Die vierte Hitzewelle des Sommers hat Südtirol erreicht. Heiße Luft aus Nordafrika sorgt seit Montag für außergewöhnlich hohe Temperaturen. Laut Meteorologe Dieter Peterlin begann die Hitzewelle mit Werten um 35 Grad, in den kommenden Tagen steigen die Temperaturen weiter an: Erwartet werden Höchstwerte zwischen 36 und 38 Grad.
Eine rasche Abkühlung ist derzeit nicht in Sicht. Die Hitzephase soll bis weit in die kommende Woche hinein anhalten. Im Raum Bozen setzen zudem wieder Tropennächte ein – die Temperaturen sinken nachts nicht mehr unter 20 Grad.

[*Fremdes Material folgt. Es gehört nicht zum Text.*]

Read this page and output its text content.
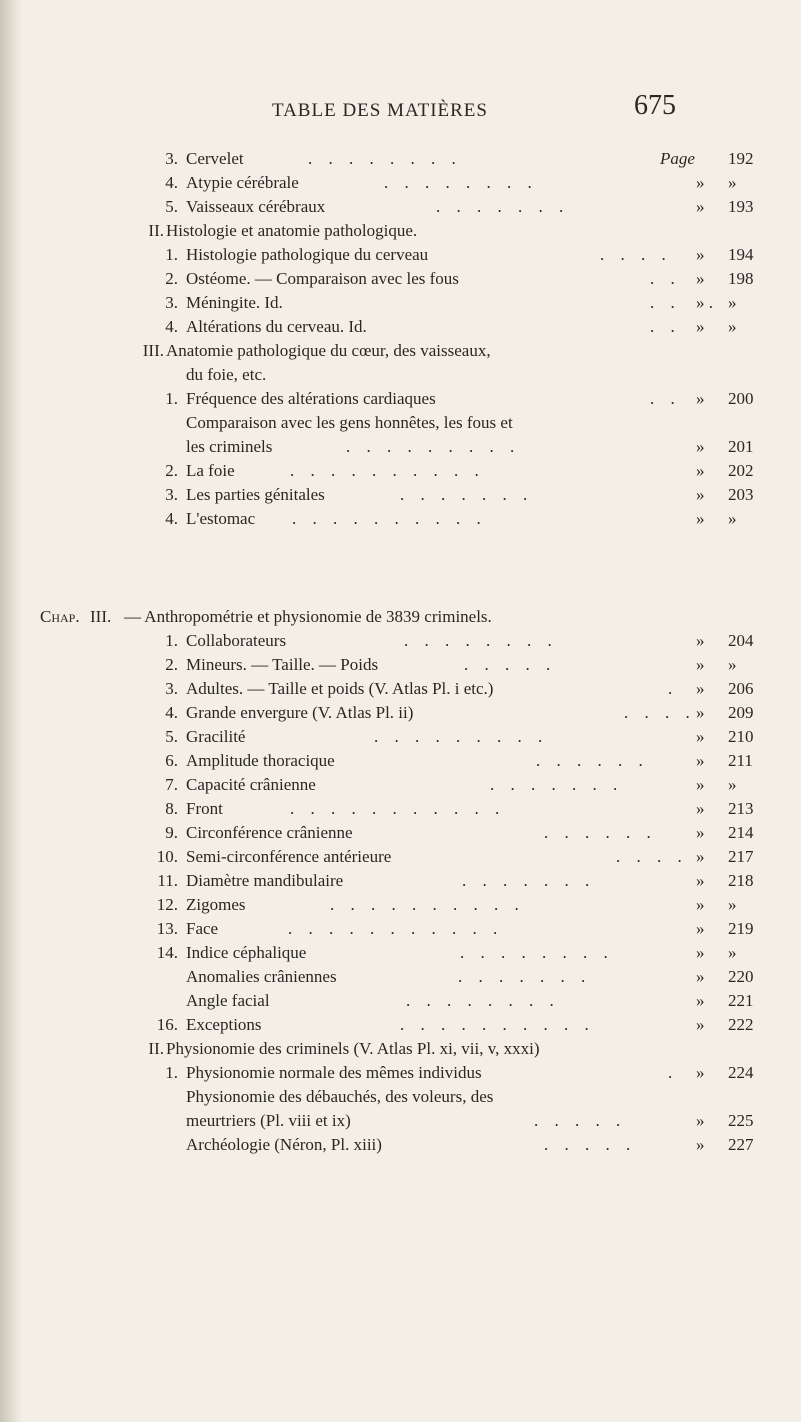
TABLE DES MATIÈRES	675
3. Cervelet	. . . . . . . .	Page 192
4. Atypie cérébrale	. . . . . . . .	» »
5. Vaisseaux cérébraux	. . . . . . .	» 193
II. Histologie et anatomie pathologique.
1. Histologie pathologique du cerveau	. . . . » 194
2. Ostéome. — Comparaison avec les fous	. . » 198
3. Méningite. Id.	. . » . »
4. Altérations du cerveau. Id.	. . » »
III. Anatomie pathologique du cœur, des vaisseaux,
du foie, etc.
1. Fréquence des altérations cardiaques	. . » 200
Comparaison avec les gens honnêtes, les fous et
les criminels	. . . . . . . . .	» 201
2. La foie	. . . . . . . . . .	» 202
3. Les parties génitales	. . . . . . .	» 203
4. L'estomac . . . . . . . . . .	» »
Chap. III. — Anthropométrie et physionomie de 3839 criminels.
1. Collaborateurs	. . . . . . . .	» 204
2. Mineurs. — Taille. — Poids	. . . . .	» »
3. Adultes. — Taille et poids (V. Atlas Pl. i etc.)	. » 206
4. Grande envergure (V. Atlas Pl. ii)	. . . . » 209
5. Gracilité	. . . . . . . . .	» 210
6. Amplitude thoracique	. . . . . .	» 211
7. Capacité crânienne	. . . . . . .	» »
8. Front	. . . . . . . . . . .	» 213
9. Circonférence crânienne	. . . . . . » 214
10. Semi-circonférence antérieure	. . . . » 217
11. Diamètre mandibulaire	. . . . . . .	» 218
12. Zigomes	. . . . . . . . . .	» »
13. Face	. . . . . . . . . . .	» 219
14. Indice céphalique	. . . . . . . .	» »
Anomalies crâniennes	. . . . . . .	» 220
Angle facial	. . . . . . . .	» 221
16. Exceptions	. . . . . . . . . .	» 222
II. Physionomie des criminels (V. Atlas Pl. xi, vii, v, xxxi)
1. Physionomie normale des mêmes individus	. » 224
Physionomie des débauchés, des voleurs, des
meurtriers (Pl. viii et ix)	. . . . .	» 225
Archéologie (Néron, Pl. xiii)	. . . . .	» 227
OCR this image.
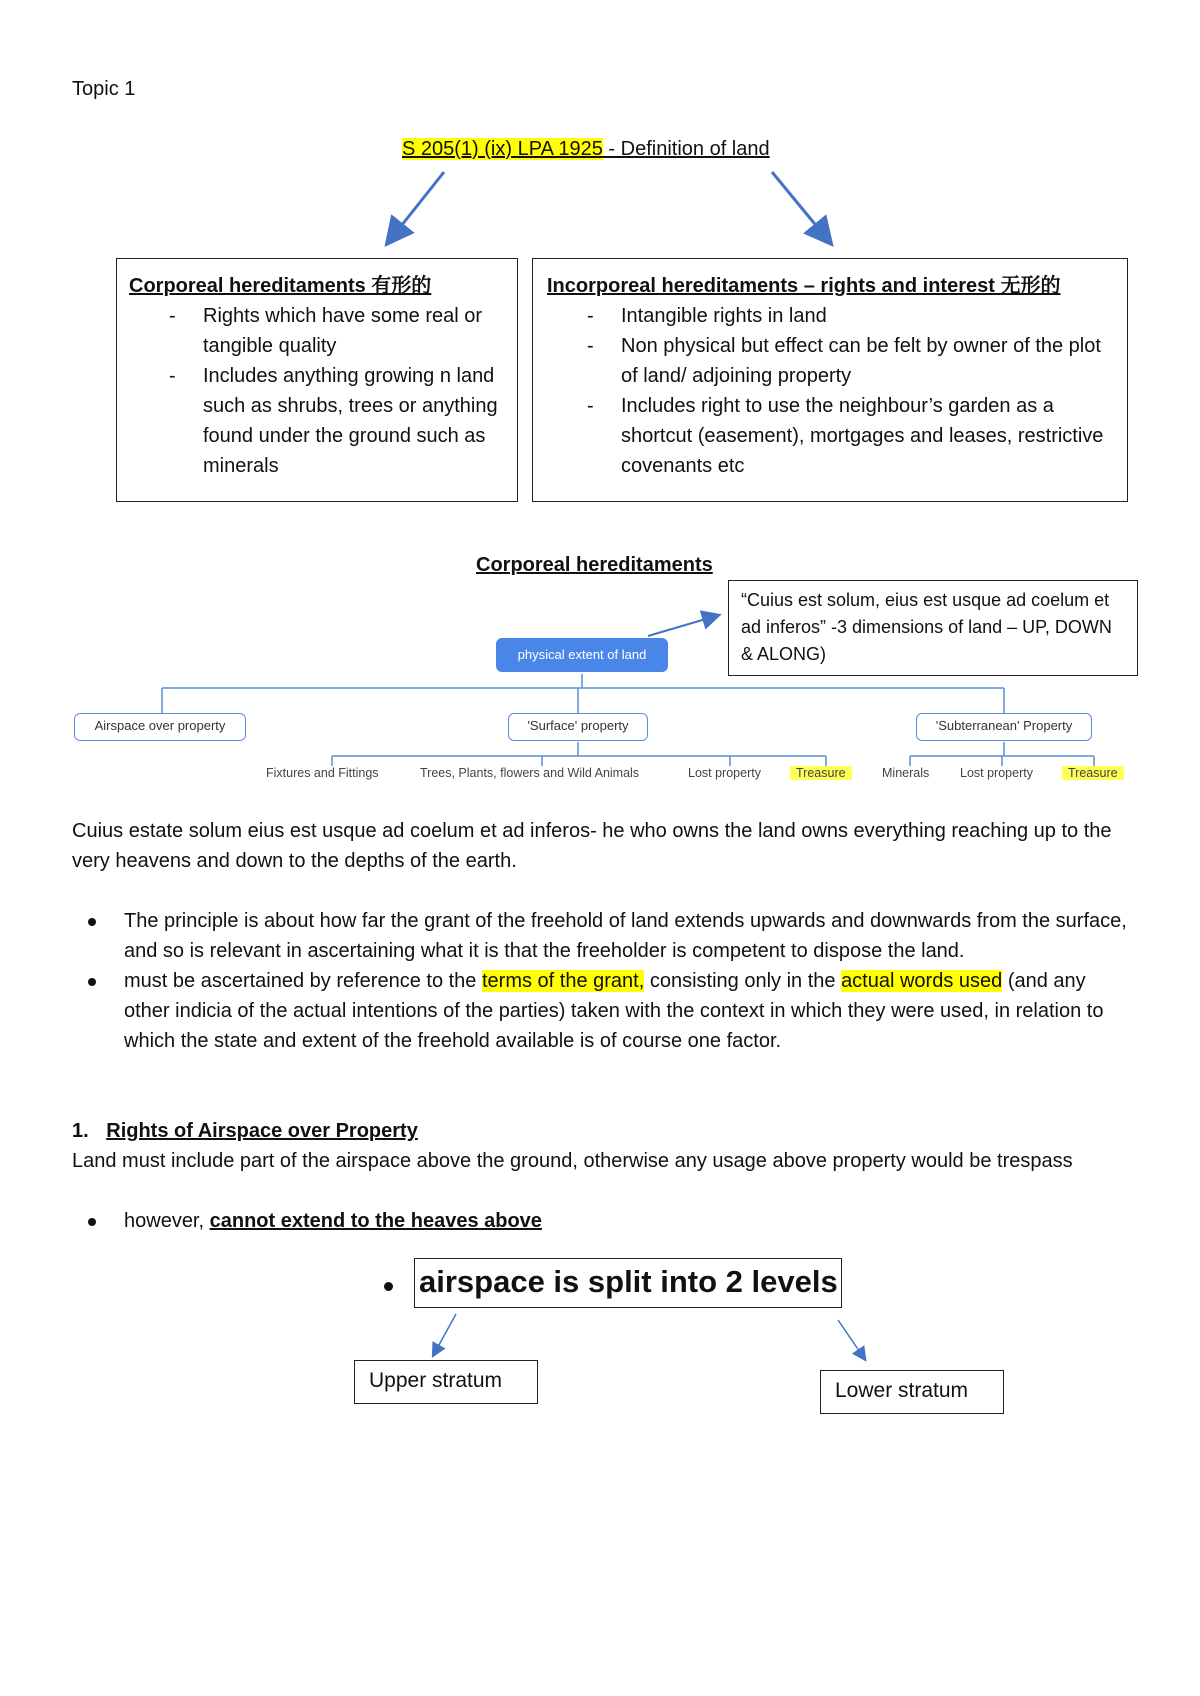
Topic 1
S 205(1) (ix) LPA 1925 - Definition of land
Corporeal hereditaments 有形的
- Rights which have some real or tangible quality
- Includes anything growing n land such as shrubs, trees or anything found under the ground such as minerals
Incorporeal hereditaments – rights and interest 无形的
- Intangible rights in land
- Non physical but effect can be felt by owner of the plot of land/ adjoining property
- Includes right to use the neighbour’s garden as a shortcut (easement), mortgages and leases, restrictive covenants etc
Corporeal hereditaments
“Cuius est solum, eius est usque ad coelum et ad inferos” -3 dimensions of land – UP, DOWN & ALONG)
physical extent of land
Airspace over property	'Surface' property	'Subterranean' Property
Fixtures and Fittings	Trees, Plants, flowers and Wild Animals	Lost property	Treasure	Minerals Lost property	Treasure
Cuius estate solum eius est usque ad coelum et ad inferos- he who owns the land owns everything reaching up to the very heavens and down to the depths of the earth.
The principle is about how far the grant of the freehold of land extends upwards and downwards from the surface, and so is relevant in ascertaining what it is that the freeholder is competent to dispose the land.
must be ascertained by reference to the terms of the grant, consisting only in the actual words used (and any other indicia of the actual intentions of the parties) taken with the context in which they were used, in relation to which the state and extent of the freehold available is of course one factor.
1. Rights of Airspace over Property
Land must include part of the airspace above the ground, otherwise any usage above property would be trespass
however, cannot extend to the heaves above
airspace is split into 2 levels
Upper stratum	Lower stratum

Rettungsdienste verzeichnen mehr Einsätze
Die anhaltende Hitze stellt für viele Menschen eine Belastung dar. Wasser trinken und Schatten aufsuchen – Maßnahmen, die einfach klingen, bei hohen Temperaturen aber entscheidend sein können. „Die Grundsätze für richtiges Verhalten bei anhaltenden Hitzewellen können nicht oft genug wiederholt werden“, betont Notarzt Werner Calliari, der derzeit in der Landesnotrufzentrale im Einsatz ist.Während Hitzewellen verzeichnen die Rettungsdienste laut Calliari einen deutlichen Anstieg der Einsätze. Häufig müssen Menschen versorgt werden, die zu wenig trinken, sich körperlich zu stark belasten oder sich zu lange in der direkten Sonne aufhalten.
Besonders gefährdet sind ältere Menschen sowie Personen mit Vorerkrankungen. Bei ihnen kann der Blutdruck bei hohen Temperaturen stärker schwanken. Zudem kann die Wirkung von blutdrucksenkenden Medikamenten durch die Hitze verstärkt werden. Betroffene sollten dies mit ihrem Arzt abklären.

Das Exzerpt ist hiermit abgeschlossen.